Former IRS chief recalls defying Nixon who sought to use the IRS agency as a weapon to investigate his enemies

 

STORY HIGHLIGHTS

 

  • Johnnie Mac Walters was head of IRS in early 1970s during Watergate scandal
  • White House wanted IRS to investigate its enemies
  • Walters says IRS never audited anybody because of ‘enemies list’

 

GREENVILLE, S.C. — At his home near Furman University, Johnnie Mac Walters remembers being pressured more than 40 years ago to do what he considered unthinkable.

Amid the books about government and photos of former presidents, the aftermath of the Watergate break-in remains a vivid memory.

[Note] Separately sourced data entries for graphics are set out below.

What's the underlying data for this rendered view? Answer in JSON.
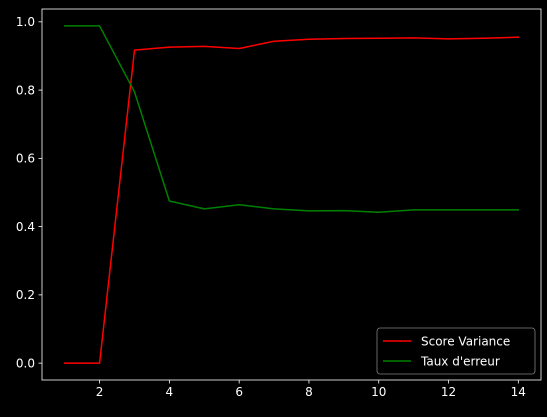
{
  "chart_data": {
    "type": "line",
    "title": "",
    "xlabel": "",
    "ylabel": "",
    "xlim": [
      0.35,
      14.65
    ],
    "ylim": [
      -0.0494,
      1.0376
    ],
    "x_ticks": [
      2,
      4,
      6,
      8,
      10,
      12,
      14
    ],
    "y_ticks": [
      0.0,
      0.2,
      0.4,
      0.6,
      0.8,
      1.0
    ],
    "x_tick_labels": [
      "2",
      "4",
      "6",
      "8",
      "10",
      "12",
      "14"
    ],
    "y_tick_labels": [
      "0.0",
      "0.2",
      "0.4",
      "0.6",
      "0.8",
      "1.0"
    ],
    "grid": false,
    "legend_position": "lower-right",
    "x": [
      1,
      2,
      3,
      4,
      5,
      6,
      7,
      8,
      9,
      10,
      11,
      12,
      13,
      14
    ],
    "series": [
      {
        "name": "Score Variance",
        "color": "#ff0000",
        "values": [
          0.0,
          0.0,
          0.917,
          0.926,
          0.928,
          0.922,
          0.943,
          0.949,
          0.951,
          0.952,
          0.953,
          0.95,
          0.952,
          0.955
        ]
      },
      {
        "name": "Taux d'erreur",
        "color": "#008000",
        "values": [
          0.988,
          0.988,
          0.795,
          0.475,
          0.452,
          0.464,
          0.452,
          0.446,
          0.447,
          0.442,
          0.449,
          0.449,
          0.449,
          0.449
        ]
      }
    ]
  },
  "colors": {
    "background": "#000000",
    "axes": "#ffffff",
    "text": "#ffffff",
    "legend_bg": "#000000",
    "legend_border": "#808080"
  }
}
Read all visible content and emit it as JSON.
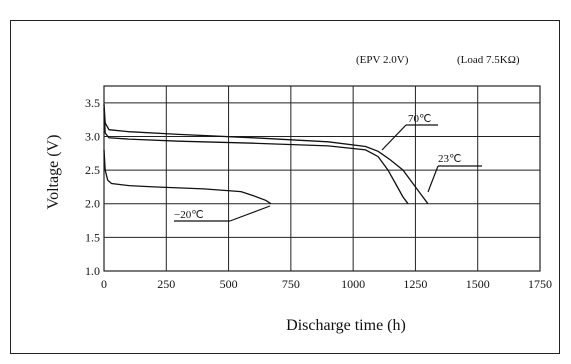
{
  "chart_data": {
    "type": "line",
    "title": "",
    "xlabel": "Discharge time (h)",
    "ylabel": "Voltage (V)",
    "xlim": [
      0,
      1750
    ],
    "ylim": [
      1.0,
      3.75
    ],
    "x_ticks": [
      "0",
      "250",
      "500",
      "750",
      "1000",
      "1250",
      "1500",
      "1750"
    ],
    "y_ticks": [
      "1.0",
      "1.5",
      "2.0",
      "2.5",
      "3.0",
      "3.5"
    ],
    "x_tick_values": [
      0,
      250,
      500,
      750,
      1000,
      1250,
      1500,
      1750
    ],
    "y_tick_values": [
      1.0,
      1.5,
      2.0,
      2.5,
      3.0,
      3.5
    ],
    "grid": true,
    "notes": [
      "(EPV 2.0V)",
      "(Load 7.5KΩ)"
    ],
    "series": [
      {
        "name": "70℃",
        "x": [
          0,
          5,
          20,
          100,
          300,
          600,
          900,
          1050,
          1100,
          1140,
          1170,
          1200,
          1220
        ],
        "y": [
          3.42,
          3.05,
          2.98,
          2.96,
          2.93,
          2.9,
          2.86,
          2.8,
          2.7,
          2.5,
          2.3,
          2.1,
          2.0
        ]
      },
      {
        "name": "23℃",
        "x": [
          0,
          5,
          20,
          100,
          300,
          600,
          900,
          1050,
          1100,
          1150,
          1200,
          1240,
          1270,
          1300
        ],
        "y": [
          3.48,
          3.2,
          3.1,
          3.07,
          3.03,
          2.98,
          2.92,
          2.85,
          2.78,
          2.65,
          2.5,
          2.3,
          2.15,
          2.0
        ]
      },
      {
        "name": "−20℃",
        "x": [
          0,
          5,
          15,
          30,
          100,
          200,
          400,
          550,
          600,
          650,
          670
        ],
        "y": [
          2.8,
          2.5,
          2.35,
          2.3,
          2.27,
          2.25,
          2.22,
          2.18,
          2.12,
          2.05,
          2.0
        ]
      }
    ]
  }
}
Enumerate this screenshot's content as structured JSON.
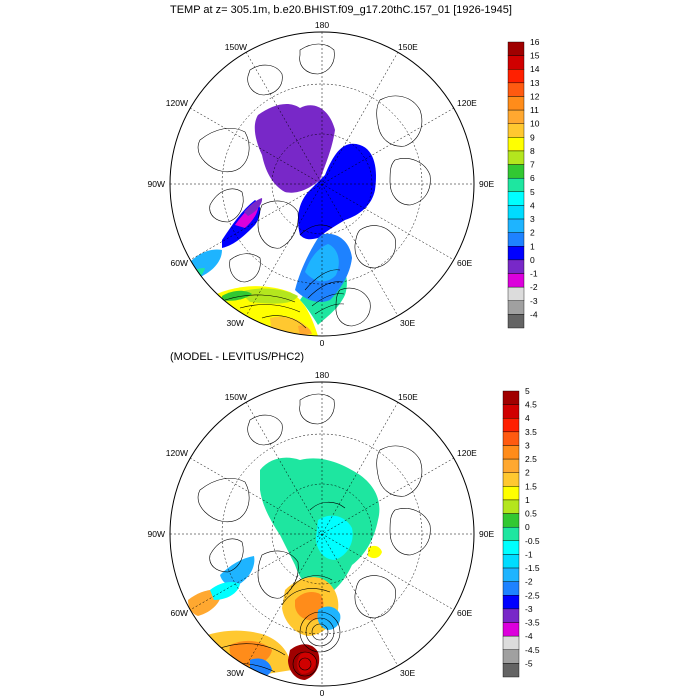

In the early 1970s, when embattled President Richard Nixon sought to use the Internal Revenue Service as a weapon to investigate his enemies, the administration turned to Walters, a Hartsville, S.C., native and head of the tax agency, to do the dirty work.

Walters, now 93, said he refused.

The IRS controversy currently dogging President Barack Obama has raised new allegations that the agency has been engaged in political meddling and bias. Obama has denounced as “outrageous” the targeting of conservative political groups by the IRS.

Walters walks with a cane now and is soft-spoken. But the recent IRS developments prompted him to sit down for an interview and resume his personal quest, not for vindication, but to validate his rejection of Nixon’s tactics while he was commissioner of Internal Revenue.

“He’s a white hat in the story. He’s not a black hat,” Tim Naftali, former director of the Richard Nixon Presidential Library and Museum, said of Walters.

Nixon sought to use the enemies list to target his opponents and he wanted to use the IRS to achieve that goal, Naftali said.

“The story is interesting because the IRS wouldn’t do it,” he said. “It didn’t happen, not because the White House didn’t want it to happen, but because people like Johnnie Walters said ‘no.'”

Walters said he was stunned in 1972 when White House counsel John Dean gave him an envelope containing an “enemies list” of about 200 prominent Democrats.